DRIVE AGX makes it possible to simultaneously run the panoptic segmentation DNN along with many other DNN networks and perception functions, localization, and planning and control software in real time.

Panoptic segmentation DNN output from in-car inference on embedded AGX platform. Top: predicted objects and object classes (blue = cars; green = drivable space; red = pedestrians). Bottom: predicted object-class instances along with computed bounding boxes (shown in different colors and instance IDs).

As shown above, the DNN is able to segment a scene into several object classes, as well as detect different instances of these object classes, as shown with the unique colors and numbers in the bottom panel.

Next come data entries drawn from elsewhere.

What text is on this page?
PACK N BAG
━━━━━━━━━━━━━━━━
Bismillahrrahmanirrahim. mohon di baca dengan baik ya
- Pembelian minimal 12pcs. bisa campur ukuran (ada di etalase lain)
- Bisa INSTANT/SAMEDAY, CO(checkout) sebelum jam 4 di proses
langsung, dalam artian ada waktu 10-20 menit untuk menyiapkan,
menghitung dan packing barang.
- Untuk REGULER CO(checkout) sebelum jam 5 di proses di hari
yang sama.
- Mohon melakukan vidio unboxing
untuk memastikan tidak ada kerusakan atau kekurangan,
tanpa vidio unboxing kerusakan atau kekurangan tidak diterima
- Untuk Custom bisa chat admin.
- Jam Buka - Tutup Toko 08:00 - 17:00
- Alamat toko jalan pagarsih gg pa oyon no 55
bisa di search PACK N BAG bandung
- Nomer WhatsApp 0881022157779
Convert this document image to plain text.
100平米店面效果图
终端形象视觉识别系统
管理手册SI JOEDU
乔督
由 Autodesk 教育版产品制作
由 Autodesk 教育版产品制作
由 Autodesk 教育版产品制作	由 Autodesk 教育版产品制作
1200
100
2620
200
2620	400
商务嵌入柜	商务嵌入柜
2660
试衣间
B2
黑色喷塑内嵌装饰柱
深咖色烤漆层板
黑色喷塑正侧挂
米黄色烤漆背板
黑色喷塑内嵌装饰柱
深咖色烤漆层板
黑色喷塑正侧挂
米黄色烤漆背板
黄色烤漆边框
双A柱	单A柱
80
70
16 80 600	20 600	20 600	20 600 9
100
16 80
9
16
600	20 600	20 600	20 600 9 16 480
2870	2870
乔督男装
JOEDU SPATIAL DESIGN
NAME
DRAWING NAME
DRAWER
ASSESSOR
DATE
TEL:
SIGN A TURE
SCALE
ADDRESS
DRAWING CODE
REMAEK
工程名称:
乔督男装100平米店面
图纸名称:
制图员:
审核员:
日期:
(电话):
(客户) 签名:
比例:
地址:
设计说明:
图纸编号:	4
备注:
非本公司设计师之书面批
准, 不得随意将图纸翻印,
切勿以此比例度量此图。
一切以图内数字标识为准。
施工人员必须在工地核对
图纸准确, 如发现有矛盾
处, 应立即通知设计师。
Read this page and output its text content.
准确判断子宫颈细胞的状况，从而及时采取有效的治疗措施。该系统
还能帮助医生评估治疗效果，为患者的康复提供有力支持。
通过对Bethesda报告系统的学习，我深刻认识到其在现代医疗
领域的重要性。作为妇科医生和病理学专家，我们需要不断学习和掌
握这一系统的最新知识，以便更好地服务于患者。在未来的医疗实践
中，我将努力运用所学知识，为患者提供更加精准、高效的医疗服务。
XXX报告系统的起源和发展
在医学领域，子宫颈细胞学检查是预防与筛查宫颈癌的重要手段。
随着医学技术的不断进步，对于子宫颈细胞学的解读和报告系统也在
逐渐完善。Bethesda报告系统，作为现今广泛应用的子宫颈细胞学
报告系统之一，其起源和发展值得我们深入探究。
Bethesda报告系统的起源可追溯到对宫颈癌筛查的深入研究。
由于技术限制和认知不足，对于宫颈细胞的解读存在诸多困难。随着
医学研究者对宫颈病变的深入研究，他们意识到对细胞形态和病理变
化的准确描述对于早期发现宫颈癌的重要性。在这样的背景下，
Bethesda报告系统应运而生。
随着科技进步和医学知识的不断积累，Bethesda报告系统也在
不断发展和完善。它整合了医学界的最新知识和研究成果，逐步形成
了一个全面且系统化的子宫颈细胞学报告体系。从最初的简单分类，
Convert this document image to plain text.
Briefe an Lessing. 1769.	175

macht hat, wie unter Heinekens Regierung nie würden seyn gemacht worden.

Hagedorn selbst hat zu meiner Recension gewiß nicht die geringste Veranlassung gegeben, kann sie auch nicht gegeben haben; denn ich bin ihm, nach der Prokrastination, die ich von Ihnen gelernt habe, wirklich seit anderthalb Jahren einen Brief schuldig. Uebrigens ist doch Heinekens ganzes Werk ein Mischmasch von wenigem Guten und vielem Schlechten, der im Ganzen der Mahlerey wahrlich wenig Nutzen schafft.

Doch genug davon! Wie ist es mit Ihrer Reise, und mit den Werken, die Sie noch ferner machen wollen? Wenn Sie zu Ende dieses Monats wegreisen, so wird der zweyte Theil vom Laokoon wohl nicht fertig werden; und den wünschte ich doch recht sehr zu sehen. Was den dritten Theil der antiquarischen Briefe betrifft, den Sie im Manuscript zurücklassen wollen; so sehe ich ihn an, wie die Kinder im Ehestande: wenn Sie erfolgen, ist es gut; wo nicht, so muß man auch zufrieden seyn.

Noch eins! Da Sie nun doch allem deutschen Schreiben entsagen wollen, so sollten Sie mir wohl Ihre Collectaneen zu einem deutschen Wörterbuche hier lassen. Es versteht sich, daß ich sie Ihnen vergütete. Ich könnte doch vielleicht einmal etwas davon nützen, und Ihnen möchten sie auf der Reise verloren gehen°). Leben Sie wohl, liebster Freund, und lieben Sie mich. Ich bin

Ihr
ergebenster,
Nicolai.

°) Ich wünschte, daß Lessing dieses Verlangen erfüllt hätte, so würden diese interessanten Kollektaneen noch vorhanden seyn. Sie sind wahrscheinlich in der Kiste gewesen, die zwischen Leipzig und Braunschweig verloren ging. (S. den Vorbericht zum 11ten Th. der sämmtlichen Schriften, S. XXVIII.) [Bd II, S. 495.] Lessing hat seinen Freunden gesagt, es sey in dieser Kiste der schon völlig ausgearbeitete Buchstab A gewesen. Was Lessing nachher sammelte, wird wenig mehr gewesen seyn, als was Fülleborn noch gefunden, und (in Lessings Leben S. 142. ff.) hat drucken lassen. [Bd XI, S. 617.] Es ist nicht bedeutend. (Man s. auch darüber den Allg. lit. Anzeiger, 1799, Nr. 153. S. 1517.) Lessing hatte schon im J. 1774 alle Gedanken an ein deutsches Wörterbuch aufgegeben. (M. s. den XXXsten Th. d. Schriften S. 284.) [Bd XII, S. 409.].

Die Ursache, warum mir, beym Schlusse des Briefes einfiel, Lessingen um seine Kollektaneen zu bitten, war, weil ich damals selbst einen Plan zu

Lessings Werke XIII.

On-Point Training and Perception

The rich pixel-level information provided by each frame also reduces training data volume requirements. Specifically, because more pixels per training image represent useful information, the DNN is able to learn using fewer training images.

Moreover, based on the pixel-level detection results and post-processing, we’re also able to compute the bounding box for each object detection. All the perception advantages offered by pixel-level segmentations require processing, which is why we developed the powerful NVIDIA DRIVE AGX Xavier.

As a result, the pixel-level details panoptic segmentation provides make it possible to better perceive the visual richness of the real world in support of safe and reliable autonomous driving.